15.07.2019 12:27
Quelle: schweizerbauer.ch - blu
Waadt
Blitz tötet 16 Rinder
Im Kanton Waadt musste ein Landwirt einen grossen Verlust hinnehmen. 16 seiner Rinder wurden in der Nacht vom 6. auf den 7. Juli durch einen Blitz getötet.

Gemäss gmx.ch befande  sich die Tiere vor dem Unglück auf einer Alp in der Region von Bière VD oberhalb Morges. Die Rinder von Landwirt Nicolas Jotterand suchten unter einem Baum Schutz vor dem Gewitter.

Dies wurde zur tödlichen Falle. Ein Blitz schlug in den Baum, 16 seiner Rinder fanden den Tod. Für den bekannten Viehzüchter ein herber Schlag. «Wir züchten seit Jahrzehnten auf unserem Betrieb Elitetiere», erklärte er gegenüber «24 Heures». Nun wurde innerhalb weniger Minuten Teile dieser Zucht vernichtet. Jahre der Arbeit seien deshalb «für nichts» gewesen, sagte er weiter.

Es werde vier bis fünf Jahre dauern, bis er den Verlust kompensiert habe. Die Versicherung übernimmt zwar den finanziellen Schaden. Er könne jedoch mit dem Geld keinen Ersatz kaufen, hält Jotterand fest. Die Tiere seien einzigartig gewesen. Bisher habe es noch nie Probleme gegeben auf der Alp, die sich rund 10 Kilometer von Bière befindet. Das Bild der toten Tiere werde er aber nie mehr vergessen, sagt der Viehzüchter.

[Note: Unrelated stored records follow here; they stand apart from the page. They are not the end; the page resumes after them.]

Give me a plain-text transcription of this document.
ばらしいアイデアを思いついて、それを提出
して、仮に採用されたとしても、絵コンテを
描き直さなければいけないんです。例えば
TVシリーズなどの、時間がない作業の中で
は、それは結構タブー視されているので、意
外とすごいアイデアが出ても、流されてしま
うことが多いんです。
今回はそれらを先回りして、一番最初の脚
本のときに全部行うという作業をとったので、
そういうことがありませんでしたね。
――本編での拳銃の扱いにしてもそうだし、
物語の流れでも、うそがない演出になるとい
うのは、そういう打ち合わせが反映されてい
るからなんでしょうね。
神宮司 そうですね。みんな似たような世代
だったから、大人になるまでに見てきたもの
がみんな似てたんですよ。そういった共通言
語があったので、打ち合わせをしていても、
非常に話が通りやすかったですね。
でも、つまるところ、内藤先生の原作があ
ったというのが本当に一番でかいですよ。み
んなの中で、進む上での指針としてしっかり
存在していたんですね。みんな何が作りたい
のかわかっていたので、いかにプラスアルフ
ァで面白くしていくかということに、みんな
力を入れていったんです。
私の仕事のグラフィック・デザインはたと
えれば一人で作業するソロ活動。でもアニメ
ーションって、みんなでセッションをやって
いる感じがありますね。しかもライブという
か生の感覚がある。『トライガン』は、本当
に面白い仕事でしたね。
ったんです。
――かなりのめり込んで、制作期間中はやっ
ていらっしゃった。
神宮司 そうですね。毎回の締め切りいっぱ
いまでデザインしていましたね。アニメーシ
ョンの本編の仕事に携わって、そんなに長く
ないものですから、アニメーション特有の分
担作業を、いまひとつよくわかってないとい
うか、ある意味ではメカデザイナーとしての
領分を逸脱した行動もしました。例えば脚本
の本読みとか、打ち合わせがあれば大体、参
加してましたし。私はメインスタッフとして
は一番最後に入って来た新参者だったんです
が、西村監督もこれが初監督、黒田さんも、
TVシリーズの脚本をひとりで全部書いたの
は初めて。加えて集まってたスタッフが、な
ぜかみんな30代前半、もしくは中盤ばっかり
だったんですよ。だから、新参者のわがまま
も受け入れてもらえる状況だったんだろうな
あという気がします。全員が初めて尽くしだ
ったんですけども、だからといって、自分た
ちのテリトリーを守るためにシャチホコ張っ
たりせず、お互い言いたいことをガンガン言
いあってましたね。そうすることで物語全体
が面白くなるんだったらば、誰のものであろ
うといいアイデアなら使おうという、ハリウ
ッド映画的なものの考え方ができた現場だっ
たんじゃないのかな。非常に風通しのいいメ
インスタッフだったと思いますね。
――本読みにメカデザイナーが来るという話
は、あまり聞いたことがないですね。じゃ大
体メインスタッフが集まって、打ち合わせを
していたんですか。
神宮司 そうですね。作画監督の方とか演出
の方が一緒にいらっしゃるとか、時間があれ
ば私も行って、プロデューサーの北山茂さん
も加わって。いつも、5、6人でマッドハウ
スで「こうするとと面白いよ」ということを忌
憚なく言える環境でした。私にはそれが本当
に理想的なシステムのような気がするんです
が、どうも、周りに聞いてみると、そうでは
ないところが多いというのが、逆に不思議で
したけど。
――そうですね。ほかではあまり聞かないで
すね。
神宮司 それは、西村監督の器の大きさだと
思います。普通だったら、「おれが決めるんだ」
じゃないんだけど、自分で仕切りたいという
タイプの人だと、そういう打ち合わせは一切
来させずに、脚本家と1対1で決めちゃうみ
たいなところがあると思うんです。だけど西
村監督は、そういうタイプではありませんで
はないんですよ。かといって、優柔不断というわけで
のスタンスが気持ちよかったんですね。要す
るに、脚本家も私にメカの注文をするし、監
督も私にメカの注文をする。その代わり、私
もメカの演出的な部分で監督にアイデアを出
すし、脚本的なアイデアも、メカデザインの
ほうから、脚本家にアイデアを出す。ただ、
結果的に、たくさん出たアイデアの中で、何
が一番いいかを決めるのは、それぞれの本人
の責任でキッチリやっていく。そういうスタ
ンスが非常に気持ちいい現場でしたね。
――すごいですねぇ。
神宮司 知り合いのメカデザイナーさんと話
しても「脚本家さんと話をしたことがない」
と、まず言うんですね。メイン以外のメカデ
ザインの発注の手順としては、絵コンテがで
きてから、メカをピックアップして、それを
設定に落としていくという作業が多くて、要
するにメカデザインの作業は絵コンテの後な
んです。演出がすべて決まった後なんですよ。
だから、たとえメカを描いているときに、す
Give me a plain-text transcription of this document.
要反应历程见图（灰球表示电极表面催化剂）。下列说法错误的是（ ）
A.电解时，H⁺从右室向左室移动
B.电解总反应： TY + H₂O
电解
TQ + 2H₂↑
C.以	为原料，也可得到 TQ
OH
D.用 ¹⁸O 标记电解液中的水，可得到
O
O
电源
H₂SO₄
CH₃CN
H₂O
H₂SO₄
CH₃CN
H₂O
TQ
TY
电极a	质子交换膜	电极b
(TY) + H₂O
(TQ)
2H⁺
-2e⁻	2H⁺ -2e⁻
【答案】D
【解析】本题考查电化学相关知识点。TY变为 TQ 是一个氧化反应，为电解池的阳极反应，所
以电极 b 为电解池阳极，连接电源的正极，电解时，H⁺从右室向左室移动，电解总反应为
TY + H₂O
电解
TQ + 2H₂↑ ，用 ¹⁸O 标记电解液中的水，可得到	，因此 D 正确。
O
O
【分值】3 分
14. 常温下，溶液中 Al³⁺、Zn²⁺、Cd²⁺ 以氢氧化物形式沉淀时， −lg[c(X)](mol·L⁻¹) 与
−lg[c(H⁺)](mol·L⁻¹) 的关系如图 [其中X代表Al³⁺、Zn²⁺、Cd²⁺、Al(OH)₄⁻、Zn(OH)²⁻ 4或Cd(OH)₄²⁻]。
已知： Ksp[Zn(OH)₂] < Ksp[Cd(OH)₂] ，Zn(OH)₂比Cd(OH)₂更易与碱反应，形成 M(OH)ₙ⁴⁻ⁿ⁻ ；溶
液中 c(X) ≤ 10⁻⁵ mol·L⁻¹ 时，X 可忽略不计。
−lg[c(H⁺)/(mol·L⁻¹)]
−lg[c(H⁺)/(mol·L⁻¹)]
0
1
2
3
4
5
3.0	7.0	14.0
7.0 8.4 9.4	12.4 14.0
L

Für die Familie sei dies ein harter Schlag. Sie kümmere sich Tag für Tag für die Tiere. Man kenne ihren Charakter. «So ein Vorfall ist nicht leicht zu verdauen, auch wenn wir uns dem stellen müssen», sagt Jotterand.

Der Vorfall in Bière sei aussergewöhnlich, erklärt Claudia Dormeier Freire zu «24 Heures». In der Regel seien ein bis 3 Tiere bei einem Blitzschlag betroffen. Insgesamt gibt es gemäss Mobiliar 15 bis 20 Fälle von durch Blitzschlag getötete Rinder.